I did all of that in Oregon. Bend is the kind of place where you can be a fly shop employee 24/7. Wearing stained hiking pants and sun hoodies is generally accepted in every setting. Regulars will high-five you if you run into them out on the town. The remote business executives that make ten times your hourly wage still regard you with a certain god-like status because you catch fish. There are impressionable kids who are eager to learn, crusty old guys that fished here before the town was big and gentrified, and second home owners that only come in to tell you about their resort lodge experiences (“Oh, I know a guy who works for ____ and gets me all my gear for free, I just wanted to say hi…”). Reps will bring you unreleased rods to test out. You’ll have conversations about Christmas Island, Kamchatka, and arapaima all in the same day. Famous anglers you saw in magazines or on Instagram stop by. You can live seamlessly between your everyday life and the water; they are one and the same.

But a place like Bend also hides a dark side of the fly shop world. When I was there, the town supported no less than five different retailers, including mine. It’s fishing— competition is steep, and egos are on the line. Nobody knows everything but everybody wants to be the authority. And that culture trickles right down to the customers. 

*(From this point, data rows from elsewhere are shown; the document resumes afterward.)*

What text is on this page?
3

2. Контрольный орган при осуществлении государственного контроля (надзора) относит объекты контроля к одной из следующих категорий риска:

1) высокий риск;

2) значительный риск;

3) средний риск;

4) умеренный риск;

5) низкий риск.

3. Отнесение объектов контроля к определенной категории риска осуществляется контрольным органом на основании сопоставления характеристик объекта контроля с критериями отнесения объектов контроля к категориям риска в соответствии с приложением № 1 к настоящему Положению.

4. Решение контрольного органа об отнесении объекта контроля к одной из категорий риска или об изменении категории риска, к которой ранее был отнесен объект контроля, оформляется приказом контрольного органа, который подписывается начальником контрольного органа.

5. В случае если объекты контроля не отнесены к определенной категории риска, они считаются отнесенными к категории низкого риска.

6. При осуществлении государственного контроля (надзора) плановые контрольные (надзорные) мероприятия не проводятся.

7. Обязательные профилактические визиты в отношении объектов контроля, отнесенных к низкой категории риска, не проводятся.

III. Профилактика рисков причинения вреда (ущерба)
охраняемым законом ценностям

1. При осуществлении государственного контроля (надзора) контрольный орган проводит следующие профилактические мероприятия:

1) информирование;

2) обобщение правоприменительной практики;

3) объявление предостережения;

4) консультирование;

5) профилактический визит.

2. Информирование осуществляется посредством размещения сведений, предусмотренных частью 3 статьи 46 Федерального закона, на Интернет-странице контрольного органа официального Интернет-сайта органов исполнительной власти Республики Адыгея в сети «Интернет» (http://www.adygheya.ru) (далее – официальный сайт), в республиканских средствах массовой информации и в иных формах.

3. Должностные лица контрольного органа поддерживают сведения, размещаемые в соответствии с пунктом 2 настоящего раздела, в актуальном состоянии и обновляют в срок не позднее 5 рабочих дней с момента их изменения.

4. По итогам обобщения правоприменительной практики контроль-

It hurts new anglers the most. They get overwhelmed with unnecessary expenses and are only ever pointed to the same overcrowded spots that dull a first experience. The uppity attitudes of those supposed to be educating them leave people too intimidated to learn anything for themselves. I saw it time and time again with misled customers we’d have to reteach and hotshots whose only priority was to let us know they thought they knew more than us. I loved my job, but it’s a major reason why I got burnt out. You can only have something warp your perception of what you love for so long. 

The Swedish store was proving to be an enlightening experience. The aisles had all sorts of gear I’d never seen before— European brands of rods, outerwear, and materials. The owner had a sweet tying studio, with a nice camera and great lighting. I’d have to look up his videos back at the hostel. Somewhere along the way, I realized that this was the first time I’d been at a fly shop in months.  

Conversation was inevitable; Sweden is on my bucket list to fish and I couldn’t pass up the chance to speak to a native angler. I set down my backpack, leaned against a pillar by the register, and tried to soak in the world of Nordic fly fishing being passed on to me: Pike, grayling, char, native sea-run brown trout, and the last strongholds of massive Atlantic salmon on Earth. Reindeer, black flies, tundra. Darkless summer days, northern lights. I could already see myself returning wadered up, gear strapped to my back, and trekking into the subarctic bush. 

At their very best, fly shops inspire. Tyers get ideas from new materials and patterns in the fly crates. Good news from the guide might be the last bit of motivation needed for a tired angler to give it one more go before the season closes. A kid in their first summer of fishing may be struck by a particular image on the corkboard wall of fame and say “I have to do this.”

Those thoughts didn’t come until later. At the time, I was just grabbing a new hat and heading home. Someone will ask me if I really needed another one, but you can never leave the fly shop empty-handed.